Wednesday, January 8, 2020

You Can Sort Dancing Links

From Knuth, Fig 4
I've long been fascinated by the Dancing Links algorithm, popularized by Donald Knuth (who's careful as always to attribute it to Hitotumatu and Noshita). It organizes a search problem into a 0/1 matrix with the goal of selecting rows that cover each column exactly once. The key insight is to represent each 1 in the matrix by a node that's part of two circular doubly linked lists – one a list of all the 1 nodes in its row, the other of all the 1 nodes in its column. To add a row to a potential solution, remove the row and all of the rows which share a column with a 1 with that row. This just requires splicing the nodes out of the horizontal and vertical doubly linked lists. When backtracking, splice the nodes back in again in the reverse order they were removed. If you leave the next and prev pointers in a spliced-out node alone, it's easy and fast to splice it back exactly where it came from.

I'm interested in a slight variation of the problem, where we have a set of n candidates that we want to assign to m roles and n ≤ m. We assign a goodness score to each role for each candidate. We'd like to find an assignment of candidates to roles that maximizes the sum of the goodness scores.

We can use a simplified variant of the dancing links representation, where rows are roles, columns are candidates, and we assign a candidate to a role by splicing out the candidate column and the role row. We label each node with its goodness score. We also label each row and column with its maximum goodness, updating this as we splice out nodes. This gives us an instantaneous upper bound on the possible goodness score of a solution being tried. We discard a solution if this bound falls below the best solution seen so far.

How do we decide what row and column to choose, and how do we quickly update goodness scores? This is the key idea:
        Sort the doubly linked lists for each row and each column.
It turns out we don't actually care what order the list elements occur in when we dance the links – for example, we only care that entry i,j belongs to row list i and column list j, but we don't care (for example) if its predecessors in the row list belong to entries <j.
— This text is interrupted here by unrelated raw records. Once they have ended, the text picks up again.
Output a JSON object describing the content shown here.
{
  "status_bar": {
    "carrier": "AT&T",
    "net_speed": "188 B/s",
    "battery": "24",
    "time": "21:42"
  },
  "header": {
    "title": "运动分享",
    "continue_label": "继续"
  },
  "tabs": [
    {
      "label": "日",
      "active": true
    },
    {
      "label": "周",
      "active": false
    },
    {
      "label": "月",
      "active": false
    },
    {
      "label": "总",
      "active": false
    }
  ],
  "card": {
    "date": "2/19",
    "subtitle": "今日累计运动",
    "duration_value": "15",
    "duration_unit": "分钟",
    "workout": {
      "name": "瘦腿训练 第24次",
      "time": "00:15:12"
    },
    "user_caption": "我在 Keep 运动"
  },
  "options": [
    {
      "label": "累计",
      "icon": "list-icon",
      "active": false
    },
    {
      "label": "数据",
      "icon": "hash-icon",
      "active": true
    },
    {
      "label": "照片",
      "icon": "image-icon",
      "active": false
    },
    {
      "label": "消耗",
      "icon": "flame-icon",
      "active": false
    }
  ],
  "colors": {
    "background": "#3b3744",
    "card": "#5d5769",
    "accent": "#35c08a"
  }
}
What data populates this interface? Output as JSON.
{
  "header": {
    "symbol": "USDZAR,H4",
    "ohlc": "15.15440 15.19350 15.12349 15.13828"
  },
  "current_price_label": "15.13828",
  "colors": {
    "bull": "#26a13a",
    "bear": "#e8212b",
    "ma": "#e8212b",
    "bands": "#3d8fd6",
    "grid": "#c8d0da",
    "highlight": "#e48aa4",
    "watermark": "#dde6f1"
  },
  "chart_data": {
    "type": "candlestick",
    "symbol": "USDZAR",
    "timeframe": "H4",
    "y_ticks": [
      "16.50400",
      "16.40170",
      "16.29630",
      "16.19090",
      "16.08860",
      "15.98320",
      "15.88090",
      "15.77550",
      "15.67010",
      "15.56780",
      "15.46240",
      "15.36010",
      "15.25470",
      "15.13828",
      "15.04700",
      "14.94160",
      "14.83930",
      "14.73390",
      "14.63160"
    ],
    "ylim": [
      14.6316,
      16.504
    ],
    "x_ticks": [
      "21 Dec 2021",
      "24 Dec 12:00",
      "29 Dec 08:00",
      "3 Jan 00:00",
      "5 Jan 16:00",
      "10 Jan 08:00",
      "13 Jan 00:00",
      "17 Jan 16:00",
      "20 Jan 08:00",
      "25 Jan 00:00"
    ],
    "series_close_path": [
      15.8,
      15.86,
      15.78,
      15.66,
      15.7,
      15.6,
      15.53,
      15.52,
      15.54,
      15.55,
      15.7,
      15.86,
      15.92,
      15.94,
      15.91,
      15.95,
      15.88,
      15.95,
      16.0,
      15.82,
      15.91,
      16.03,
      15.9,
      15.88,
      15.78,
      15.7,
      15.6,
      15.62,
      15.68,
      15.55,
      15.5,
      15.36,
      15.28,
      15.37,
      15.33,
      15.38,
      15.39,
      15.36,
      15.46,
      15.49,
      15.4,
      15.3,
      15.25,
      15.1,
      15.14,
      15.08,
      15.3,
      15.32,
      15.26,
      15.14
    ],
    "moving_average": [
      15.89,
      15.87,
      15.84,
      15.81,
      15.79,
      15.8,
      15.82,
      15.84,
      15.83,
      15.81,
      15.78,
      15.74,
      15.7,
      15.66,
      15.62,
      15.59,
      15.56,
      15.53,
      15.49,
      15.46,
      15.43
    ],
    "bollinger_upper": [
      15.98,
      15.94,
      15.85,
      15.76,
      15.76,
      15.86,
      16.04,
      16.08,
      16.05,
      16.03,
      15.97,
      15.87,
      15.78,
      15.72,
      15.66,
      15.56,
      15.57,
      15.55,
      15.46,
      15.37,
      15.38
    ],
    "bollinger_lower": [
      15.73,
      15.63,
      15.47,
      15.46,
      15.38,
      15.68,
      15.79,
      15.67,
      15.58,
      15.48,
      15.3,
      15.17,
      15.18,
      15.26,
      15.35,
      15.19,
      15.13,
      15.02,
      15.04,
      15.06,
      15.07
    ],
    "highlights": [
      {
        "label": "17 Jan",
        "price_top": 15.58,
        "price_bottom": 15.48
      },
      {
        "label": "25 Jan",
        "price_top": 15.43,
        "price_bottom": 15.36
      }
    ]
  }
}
We can start our search with a greedy approach to assigning candidates to roles, by simply assigning each candidate in turn to the first (highest scoring) role remaining in its column. Search can then backtrack and try to improve on this solution. Note that we should always assign the last candidate to the best available role, but otherwise we can choose to assign candidates to gradually less ideal roles in the hopes of finding a better overall match. We can keep the candidates in a doubly linked list ordered by their best role score, and update this over time if their best role is taken by someone else.

Some candidates are not suited to a given role. We can imagine their goodness score is -∞, but it's easier just to leave nodes out of the matrix. Per Knuth, we should attempt to assign a candidate with the minimal number of available roles at each step to keep the search tree from getting too bushy —so really we should be ordering candidates first by number of available roles, then by maximum role value.

If n = m (which can happen along the way even if it's not initially true) the problem becomes symmetrical and we can instead choose to assign a role to a candidate. In particular, if a role has fewer candidates available than any candidate has roles, we should assign a candidate to that role rather than vice versa. Again we can sort the roles by available candidates and maximum score.

Finally, we can prune entries from the matrix early. Every time the upper bound shrinks, we can remove entries that, if chosen, would drive the upper bound below the best solution found so far. We can do this by walking the sorted doubly linked lists in reverse, removing entries until we reach an entry that's still viable.

We're done as soon as every candidate has a role. If we ever find that a candidate has no available roles, we immediately backtrack. Similarly if n > m we know that some candidate will eventually run out of roles and we can immediately backtrack.

It's not hard to generalize this to a version where roles can accept between p and q candidates. It's trickier for me to see how to do this in the original dancing links without redundancy, though I'm sure it's equally easy in practice.